Good leadership: vital for ELT success in the age of people power
10 January 2018

UK ELT needs to be constantly aware of people power to remain competitive, delegates at English UK's Academic Conference will be told.

"It's not what you sell to the student but how much it evolves and adapts to their expectations when they're with you. This is an increasing expectation of customer behaviour that what you buy is malleable and if it doesn't meet your needs your service provider will change it. This puts enormous pressure on satisfying customers," says Loraine Kennedy, who will speak on People Power: Changing Personas of Students, Employees and Leaders on Friday 19 January, the management-focused day of the London conference. Saturday 20 January is focused more on teachers, and you can book for either or both days.

Loraine, an experienced ELT coach, trainer and consultant, believes this must have an impact on the organisational culture of centres, and that good leadership is key to success. "There's this idea that the culture of your organisation is the brand you are selling: because of the number of online communications everything you do is transparent to competitors, current and future students. There is this right to express opinions about things, and people find fault quite easily and this is threatening for organisations. There is a need for connection and sharing a common message around values and efficiency. Customers expect more and don't expect problems to be passed from one person to another – they expect them to be solved really quickly.

"So there have to be seamless communications from leaders to teachers to customer services staff, to students both current and future with people singing from the same song sheet. This is a big ask in an educational context where teachers tend to think what happens in their class is their business. Students will jump ship and go to another provider in a blink of an eye if they don't feel schools are meeting their expectations."

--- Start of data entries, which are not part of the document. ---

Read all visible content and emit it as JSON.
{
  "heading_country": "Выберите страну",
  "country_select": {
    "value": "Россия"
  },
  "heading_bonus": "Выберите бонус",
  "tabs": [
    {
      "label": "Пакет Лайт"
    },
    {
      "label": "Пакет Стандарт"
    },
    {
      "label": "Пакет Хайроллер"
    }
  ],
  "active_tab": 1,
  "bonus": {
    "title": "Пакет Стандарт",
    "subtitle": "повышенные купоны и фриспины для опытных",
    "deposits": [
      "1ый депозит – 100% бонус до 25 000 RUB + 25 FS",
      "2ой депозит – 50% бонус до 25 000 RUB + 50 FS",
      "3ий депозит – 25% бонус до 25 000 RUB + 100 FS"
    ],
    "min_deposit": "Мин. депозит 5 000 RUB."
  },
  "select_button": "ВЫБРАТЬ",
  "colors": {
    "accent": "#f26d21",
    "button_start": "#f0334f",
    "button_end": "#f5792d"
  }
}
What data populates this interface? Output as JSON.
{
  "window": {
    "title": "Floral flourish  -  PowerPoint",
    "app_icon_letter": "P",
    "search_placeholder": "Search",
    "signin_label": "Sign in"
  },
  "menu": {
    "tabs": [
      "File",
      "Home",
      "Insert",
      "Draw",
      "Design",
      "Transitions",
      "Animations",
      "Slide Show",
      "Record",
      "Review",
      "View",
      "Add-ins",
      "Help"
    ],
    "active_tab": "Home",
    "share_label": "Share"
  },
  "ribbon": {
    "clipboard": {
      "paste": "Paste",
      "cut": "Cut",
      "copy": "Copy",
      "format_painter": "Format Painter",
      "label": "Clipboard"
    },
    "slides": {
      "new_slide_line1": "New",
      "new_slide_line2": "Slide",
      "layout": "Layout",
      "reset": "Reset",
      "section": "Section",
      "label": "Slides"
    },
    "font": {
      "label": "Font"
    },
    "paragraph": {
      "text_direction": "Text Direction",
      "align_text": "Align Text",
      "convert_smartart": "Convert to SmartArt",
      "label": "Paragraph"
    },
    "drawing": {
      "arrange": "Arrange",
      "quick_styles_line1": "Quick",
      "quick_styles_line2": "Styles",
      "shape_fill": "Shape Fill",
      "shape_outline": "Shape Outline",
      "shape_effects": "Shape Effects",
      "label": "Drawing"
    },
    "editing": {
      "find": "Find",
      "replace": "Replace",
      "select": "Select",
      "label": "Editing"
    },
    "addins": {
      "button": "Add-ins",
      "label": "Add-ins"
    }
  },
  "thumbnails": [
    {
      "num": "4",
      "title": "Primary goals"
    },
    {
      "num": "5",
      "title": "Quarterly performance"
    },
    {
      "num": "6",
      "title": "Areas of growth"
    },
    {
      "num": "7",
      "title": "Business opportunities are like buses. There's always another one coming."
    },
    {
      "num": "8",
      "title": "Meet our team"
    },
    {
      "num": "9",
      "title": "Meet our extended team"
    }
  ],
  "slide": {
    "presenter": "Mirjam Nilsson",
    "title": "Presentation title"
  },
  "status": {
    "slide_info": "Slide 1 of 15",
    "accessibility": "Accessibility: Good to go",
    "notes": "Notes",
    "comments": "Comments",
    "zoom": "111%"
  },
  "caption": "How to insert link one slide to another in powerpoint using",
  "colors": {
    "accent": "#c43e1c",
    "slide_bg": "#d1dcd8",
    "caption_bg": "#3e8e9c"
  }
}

In a system where teachers can be part-time, working in more than one place or on zero hours contracts, this can be tricky to manage – though easier in smaller schools, and says, Loraine, comes down to good leadership. And then it's all about good customer service.

"Students have so many options now they don't have to make the effort to come to your school – what are you offering them? These are the questions we have to keep on revisiting. You have to sit with your teams, and ask what are the skills we need now, what are the messages, what are the conversations we need to have with consumers? There's a lot of people power out there and you can't just tell people what to do anymore, you have to really engage them – and that starts with listening to them."

She plans to get delegates considering some of these points in groups during the session, with some practical pointers to take back to their schools. And centres will be urged to consider how much they are focused on what students actually want, rather than what they think they want – and be reminded that change is coming so fast that even if they are doing well now, that could change by the end of the year.

"For me the absolute key is leadership and employee engagement. You have to think - as a school leader, as a manager - how are you building teachers and staff who face those students with just such an eagerness to share the school values?"